Difficile toutefois de créer un lien direct entre l’obésité et la prise de médicaments ou l’absentéisme. Mais ce lien existe, insiste M. Bilodeau, « Si l’obésité a augmenté de 30% au cours des dix dernières années, ça se répercute sur les primes. Il y a des impacts indirects sur le diabète, l’hypertension, les maladies cardiovasculaires, et on dit même que ça influence certains cancers », poursuit-il. L’augmentation de la prise de médicaments est aussi, dans certains cas, liée à des problèmes d’obésité.

Il en est de même pour les causes d’absentéisme. Après les maladies nerveuses, les absences liées à des problèmes musculo-squelettiques arrivent au second rang des réclamations chez l’assureur, souligne M .Bilodeau. Il est fort probable qu’une partie de assurés atteints soient aussi des personnes obèses.

L’actuaire Jacques L’Espérance pense aussi que l’impact sur les primes est déjà perceptible. Cependant, il n’est pas possible de chiffrer ces dépenses. « La cause d’une absence ou d’une invalidité est rarement liée à l’obésité, si ce n’est l’obésité morbide », lance M. L’Espérance.

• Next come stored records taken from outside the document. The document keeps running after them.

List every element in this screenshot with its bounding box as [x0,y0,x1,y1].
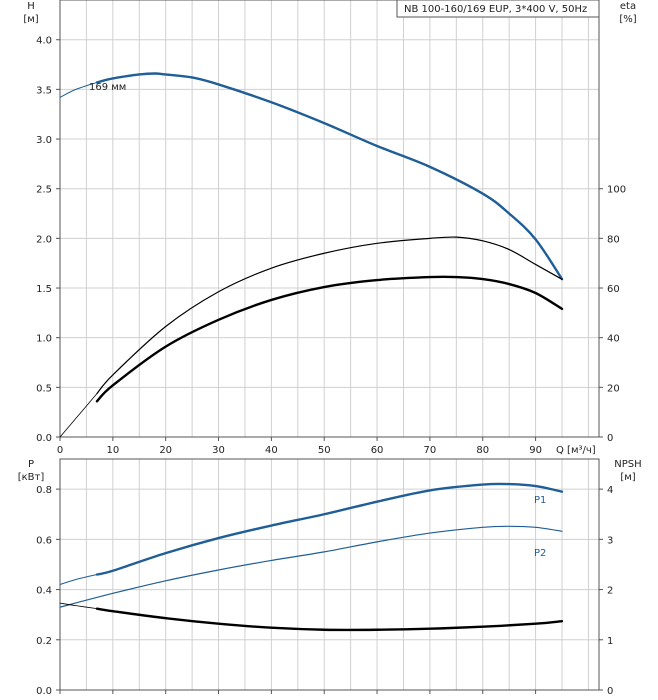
top-right-tick-label: 0 [607,433,613,444]
top-left-tick-label: 3.5 [36,85,52,96]
top-left-tick-label: 2.0 [36,234,52,245]
top-right-tick-label: 60 [607,284,620,295]
top-curves [59,72,564,438]
x-tick-label: 10 [106,445,119,456]
bottom-left-axis-label-name: P [28,459,34,470]
bottom-axes: 0.0 0.2 0.4 0.6 0.8 0 1 2 3 4 [36,458,613,697]
chart-title: NB 100-160/169 EUP, 3*400 V, 50Hz [404,4,587,15]
top-grid [60,0,599,437]
top-right-tick-label: 80 [607,234,620,245]
x-axis-label: Q [м³/ч] [556,445,596,456]
x-tick-label: 60 [371,445,384,456]
top-left-tick-label: 4.0 [36,36,52,47]
bottom-left-tick-label: 0.0 [36,686,52,697]
top-left-tick-label: 2.5 [36,185,52,196]
top-left-tick-label: 3.0 [36,135,52,146]
bottom-curve-2 [59,525,563,608]
bottom-left-tick-label: 0.2 [36,636,52,647]
bottom-right-tick-label: 0 [607,686,613,697]
top-right-tick-label: 40 [607,334,620,345]
x-tick-label: 20 [159,445,172,456]
bottom-left-tick-label: 0.4 [36,586,52,597]
bottom-left-tick-label: 0.6 [36,535,52,546]
top-left-axis-label-name: H [27,1,35,12]
bottom-right-tick-label: 4 [607,485,613,496]
bottom-right-axis-label-unit: [м] [620,472,635,483]
bottom-curve-1 [59,574,98,586]
x-tick-label: 70 [424,445,437,456]
top-curve-4 [95,275,564,403]
bottom-right-tick-label: 3 [607,535,613,546]
bottom-plot-frame [59,458,600,691]
bottom-grid [60,459,599,690]
top-left-axis-label-unit: [м] [23,14,38,25]
top-left-tick-label: 1.0 [36,334,52,345]
bottom-curve-4 [59,602,98,610]
curve-label-p1: P1 [534,495,546,506]
top-right-axis-label-unit: [%] [619,14,636,25]
x-tick-label: 30 [212,445,225,456]
x-tick-label: 80 [476,445,489,456]
curve-label-p2: P2 [534,548,546,559]
bottom-right-axis-label-name: NPSH [614,459,641,470]
top-right-tick-label: 20 [607,383,620,394]
x-tick-label: 40 [265,445,278,456]
bottom-curves [59,482,564,632]
top-right-axis-label-name: eta [620,1,636,12]
bottom-left-axis-label-unit: [кВт] [18,472,45,483]
bottom-left-tick-label: 0.8 [36,485,52,496]
curve-label-169mm: 169 мм [89,82,126,93]
top-curve-3 [59,393,98,438]
head-efficiency-panel: 0.0 0.5 1.0 1.5 2.0 2.5 3.0 3.5 4.0 0 20 40 60 80 100 0… [23,0,637,456]
top-left-tick-label: 1.5 [36,284,52,295]
top-plot-frame [59,0,600,438]
top-right-tick-label: 100 [607,185,626,196]
bottom-curve-3 [95,607,564,632]
x-tick-label: 90 [529,445,542,456]
bottom-curve-0 [95,482,564,576]
top-left-tick-label: 0.5 [36,383,52,394]
chart-title-box [396,0,600,18]
top-curve-2 [96,236,563,395]
top-curve-1 [59,81,98,98]
x-tick-label: 0 [57,445,63,456]
bottom-right-tick-label: 2 [607,586,613,597]
top-left-tick-label: 0.0 [36,433,52,444]
bottom-right-tick-label: 1 [607,636,613,647]
power-npsh-panel: 0.0 0.2 0.4 0.6 0.8 0 1 2 3 4 P [кВт] NPSH [м] P1… [18,458,642,697]
x-tick-label: 50 [318,445,331,456]
top-axes: 0.0 0.5 1.0 1.5 2.0 2.5 3.0 3.5 4.0 0 20 40 60 80 100 0… [36,0,626,456]
top-curve-0 [95,72,564,281]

Mais, ajoute-t-il, comment savoir si le remplacement d’un genou résulte d’une vieille blessure de hockey ou si c’est à cause d’un poids excessif?

Des tarifs adéquats

Même s’il est impossible de déterminer précisément les coûts engendrés par l’obésité dans les régimes d’assurance, ces derniers sont adéquatement tarifés, estime M. Bilodeau.

« L’obésité n’est pas retenue pour établir la hausse des primes, dit-il. Mais la hausse du coût des médicaments au cours des dernières années nous permet de faire des projections. » En bout de ligne, l’augmentation annuelle des primes permet de réduire les risques de sous tarification pour l’assureur.

Un tel risque de sous tarification est toutefois plus présent en assurance individuelle, précise M. Bilodeau. Tout simplement parce que les primes sont garanties et qu’au moment de leur établissement, l’obésité est peu considérée.

Pas de hausses en vue

Carl Laflamme, de SSQ, est aussi d’avis que l’obésité a une incidence sur les coûts d’assurance salaire, maladie ou vie. Même si l’assureur n’est pas en mesure de fournir des chiffres qui établissent clairement un lien entre l’obésité et la hausse des invalidités ou de la consommation de médicaments.

L’assureur n’entrevoit pas de hausses de primes faramineuses à cause du phénomène de l’obésité. « De nos réclamations de 2004 en invalidité, 35% touchaient les maladies psychologiques, 30%, les maladies musculo-squlettiques et 10% l’appareil circulatoire », explique-t-il.

À La Financière Sun Life, Claude Leblanc reconnaît que l’assureur suit de près l’évolution du phénomène de l’obésité en fonction de l’absentéisme. « C’est un déterminant important de la santé des assurés, dit-il. Difficile d’établir une relation de cause à effet entre l’augmentation de l’obésité et celle de l’absentéisme, car cela requiert énormément d’expérience. Il faudra des années avant de pouvoir vraiment démontrer les coûts. »

Mike Sampson, de Great-West est lui aussi persuadé que l’obésité a un impact sur les primes. Mais il constate à son tour qu’il est difficile de créer un lien direct. Et c’est d’autant plus compliqué, souligne-t-il, qu’en assurance collective, on ne sait pas qui est obèse et qui ne l’est pas!

Mais l’obésité n’est pas la seule responsable de la hausse actuelle des primes en assurance collective. Le vieillissement de la population a aussi son impact.

Mike Sampson, de Great-West, clame qu’il est urgent que chaque citoyen se prenne en main en matière de santé. Mais les employeurs doivent aussi prendre des mesures au plus vite. Ils ont tous les atouts en main pour jouer un rôle crucial dans la santé des travailleurs. Ce qui ne manquera pas d’avoir un impact positif sur les primes.

Des gens en meilleure santé logent moins de réclamations. Ce qui freinera l’augmentation annuelle des primes en assurance collective, qui se situe actuellement entre 15 et 16%, souligne M. Sampson.

En matière d’éducation et de sensibilisation, le gouvernement a aussi son rôle à jouer, dit-il.

Chez Desjardins Sécurité financière, on réfléchit encore à la manière de traiter l’obésité en assurance collective. « Nous évaluons certaines choses. Mais il n’y toutefois a aucune donnée précise sur l’incidence de l’obésité sur les réclamations. Il y a une certaine prudence des actuaires là-dessus », explique Claude Beauchamp, conseiller en communications externes.